L'animatrice de télévision Faustine Bollaert a fait une confidence qui va résonner chez de nombreux parents : elle n'aime pas jouer avec ses enfants. Dans une vidéo publiée cette semaine sur Instagram par le média Lou, elle avoue sans détour que passer « deux heures avec des Playmobil avec [ses] enfants » n'est pas son truc. « Ah non, ça me fait chier en fait, ça me fait chier », lance-t-elle, provoquant un vent de soulagement chez tous ceux qui partagent ce sentiment.
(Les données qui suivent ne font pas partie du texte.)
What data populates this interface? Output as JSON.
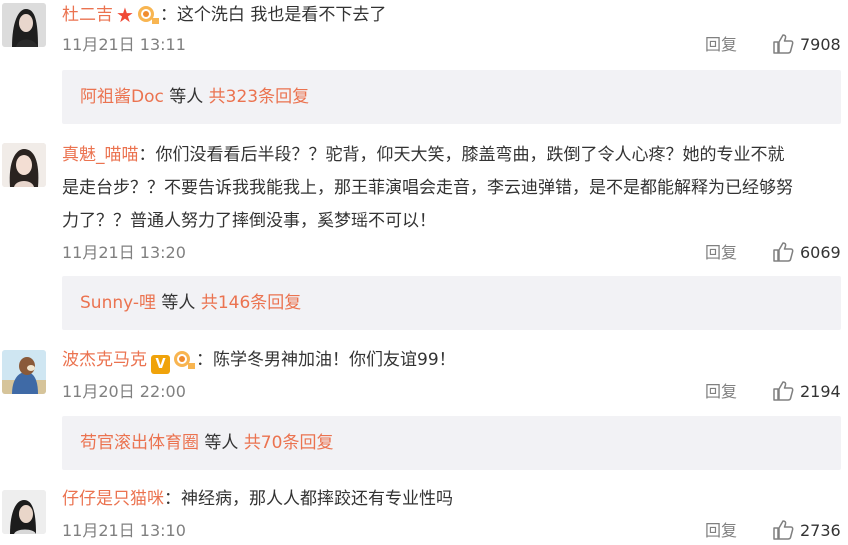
{
  "comments": [
    {
      "username": "杜二吉",
      "text": "：这个洗白 我也是看不下去了",
      "time": "11月21日 13:11",
      "reply_label": "回复",
      "likes": "7908",
      "sub": {
        "who": "阿祖酱Doc",
        "and": "等人",
        "total": "共323条回复"
      }
    },
    {
      "username": "真魅_喵喵",
      "text_lines": [
        "：你们没看看后半段？？驼背，仰天大笑，膝盖弯曲，跌倒了令人心疼？她的专业不就",
        "是走台步？？不要告诉我我能我上，那王菲演唱会走音，李云迪弹错，是不是都能解释为已经够努",
        "力了？？普通人努力了摔倒没事，奚梦瑶不可以！"
      ],
      "time": "11月21日 13:20",
      "reply_label": "回复",
      "likes": "6069",
      "sub": {
        "who": "Sunny-哩",
        "and": "等人",
        "total": "共146条回复"
      }
    },
    {
      "username": "波杰克马克",
      "text": "：陈学冬男神加油！你们友谊99！",
      "time": "11月20日 22:00",
      "reply_label": "回复",
      "likes": "2194",
      "sub": {
        "who": "苟官滚出体育圈",
        "and": "等人",
        "total": "共70条回复"
      }
    },
    {
      "username": "仔仔是只猫咪",
      "text": "：神经病，那人人都摔跤还有专业性吗",
      "time": "11月21日 13:10",
      "reply_label": "回复",
      "likes": "2736"
    }
  ],
  "badges": {
    "vip_letter": "V",
    "star_glyph": "★",
    "accent_color": "#eb7350",
    "sub_bg_color": "#f2f2f5"
  },
  "icons": [
    "thumbs-up-icon",
    "star-badge-icon",
    "vip-v-badge-icon",
    "medal-badge-icon"
  ]
}
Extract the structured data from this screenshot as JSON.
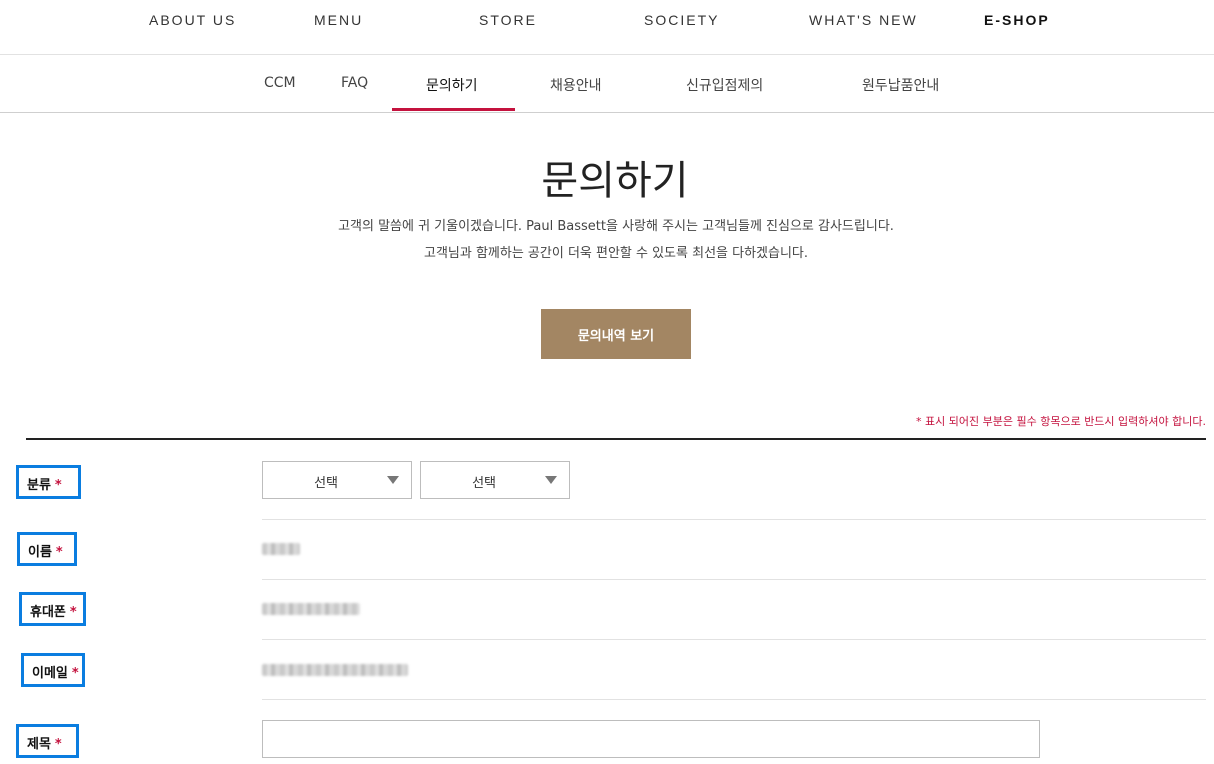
{
  "gnb": {
    "items": [
      "ABOUT US",
      "MENU",
      "STORE",
      "SOCIETY",
      "WHAT'S NEW",
      "E-SHOP"
    ]
  },
  "lnb": {
    "items": [
      "CCM",
      "FAQ",
      "문의하기",
      "채용안내",
      "신규입점제의",
      "원두납품안내"
    ],
    "active": "문의하기"
  },
  "page": {
    "title": "문의하기",
    "desc_line1": "고객의 말씀에 귀 기울이겠습니다. Paul Bassett을 사랑해 주시는 고객님들께 진심으로 감사드립니다.",
    "desc_line2": "고객님과 함께하는 공간이 더욱 편안할 수 있도록 최선을 다하겠습니다.",
    "history_button": "문의내역 보기",
    "required_note": "* 표시 되어진 부분은 필수 항목으로 반드시 입력하셔야 합니다."
  },
  "form": {
    "required_mark": "*",
    "category_label": "분류",
    "category_select1": "선택",
    "category_select2": "선택",
    "name_label": "이름",
    "phone_label": "휴대폰",
    "email_label": "이메일",
    "subject_label": "제목",
    "subject_value": ""
  },
  "colors": {
    "accent": "#c4123e",
    "brand_button": "#a38663",
    "annotation_box": "#0a7de0"
  }
}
Un aveu qui brise un tabou
Mère d'Abbie, 13 ans, et de Peter, 10 ans, qu'elle a eus avec l'écrivain Maxime Chattam, Faustine Bollaert confie que certains de ses amis, eux, passent des heures à jouer avec leurs enfants. « Mais c'est un tabou », souligne-t-elle. « J'ai des copains qui passent des heures, et c'est horrible parce que je tiens trois minutes. Et après, je ne l'aime même plus mon enfant qui m'impose ça, je lui en veux en fait. »
Cette confession pourrait bien déculpabiliser de nombreux parents qui n'osent pas avouer que le jeu symbolique ou les jeux de société avec les petits ne les passionnent guère. La parole de l'animatrice de « Ça commence aujourd'hui » vient briser un silence et rappeler que l'on peut être un bon parent sans aimer jouer aux Lego ou au Monopoly.
Des activités alternatives avec ses enfants
Pour autant, Faustine Bollaert n'abandonne pas ses enfants. Elle privilégie simplement des activités qui lui plaisent également : chanter, danser, cuisiner, jardiner et surtout rire. « J'aime beaucoup rigoler avec mes enfants donc je suis un peu clown », explique-t-elle, une façon de jouer qui lui convient parfaitement. Elle apprécie aussi les jeux simples, comme les cartes, à condition que les règles restent simples.
Cette approche est en phase avec les recommandations de l'Unicef, qui souligne que « le jeu est important pour le développement de la santé mentale de votre enfant ». La fondation ajoute que « jouer, danser et chanter sont d'excellents moyens d'évacuer le stress ». De quoi rassurer ceux qui préfèrent une partie de cuisine à une partie de jeu de société.
Un message de liberté pour les parents
En s'exprimant aussi ouvertement, Faustine Bollaert envoie un message clair : il n'y a pas de honte à ne pas aimer jouer. Chaque parent trouve sa propre manière de partager des moments avec ses enfants, et le rire ou la danse valent bien une partie de Monopoly. Une prise de parole qui devrait aider de nombreux parents à assumer leurs préférences et à trouver des activités qui plaisent à toute la famille.